Compute pairwise distance correlation (dCor) between latent dimensions.

Lower off-diagonal values indicate greater independence of latent factors.

Parameters:
  • Z (np.ndarray) – Latent representations. Shape (n_samples, n_latent_dims).

  • subset_size (int, optional) – If provided and n_samples > subset_size, randomly subsample for efficiency.

Returns:

  • dcor_matrix (np.ndarray) – Pairwise distance correlation matrix. Shape (d, d).

  • median_dcor (float) – Median of off-diagonal entries as a single independence score.

Return type:

Tuple[ndarray, float]

fdfi.utils.compute_mmd(X_real, X_generated, sigma=1.0, subset_size=None)[source]

Compute Maximum Mean Discrepancy (MMD) with a Gaussian RBF kernel.

Measures distributional distance between real and generated data. Lower values indicate better fidelity.

Parameters:
  • X_real (np.ndarray) – Real data. Shape (n_real, n_features).

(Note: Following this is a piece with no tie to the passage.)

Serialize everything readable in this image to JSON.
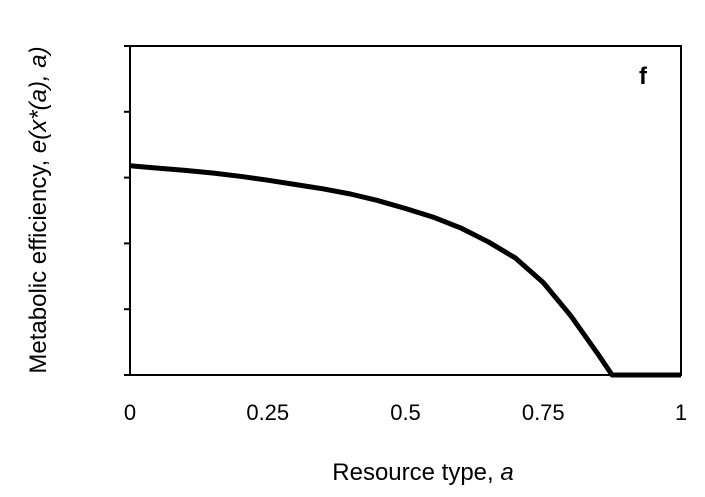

  • X_generated (np.ndarray) – Generated or reconstructed data. Shape (n_gen, n_features).

  • sigma (float, default=1.0) – Bandwidth for the Gaussian kernel.

  • subset_size (int, optional) – If provided, subsample each dataset to this size for efficiency.

Returns:

Non-negative MMD score.

Return type:

float

Statistical Utilities

TwoComponentMixture

class fdfi.utils.TwoComponentMixture(n_components=2, random_state=0, min_samples=10)[source]

Bases: object

Fit a two-component Gaussian mixture and extract quantiles.

Used for: 1. Variance floor estimation (from raw stds) 2. Practical significance margin (from point estimates)

Parameters:
  • n_components (int)

  • random_state (int)

  • min_samples (int)

n_components: int = 2
random_state: int = 0
min_samples: int = 10
means_: ndarray = None
stds_: ndarray = None
weights_: ndarray = None
gmm_: object = None
method_used_: str = None
fit(x)[source]
Parameters:

x (ndarray)

Return type:

TwoComponentMixture

quantile(q, component='larger')[source]
Parameters:
Return type:

float

plot(x, ax=None, **kwargs)[source]
Parameters:

x (ndarray)

__init__(n_components=2, random_state=0, min_samples=10)
Parameters:
  • n_components (int)

  • random_state (int)

  • min_samples (int)

Return type:

None

The TwoComponentMixture class fits a two-component Gaussian mixture model and is used for:

  1. Variance floor estimation: Determining a minimum variance threshold for stable confidence intervals

  2. Practical significance margins: Estimating reasonable effect size thresholds

Example:

from fdfi.utils import TwoComponentMixture
import numpy as np

# Fit mixture to standard errors
se_values = np.array([0.01, 0.02, 0.15, 0.18, 0.20, 0.25])
mixture = TwoComponentMixture().fit(se_values)

# Get quantile from smaller component
floor = mixture.quantile(0.95, component="smaller")
print(f"Variance floor: {floor}")

# Visualize the fit
mixture.plot(se_values)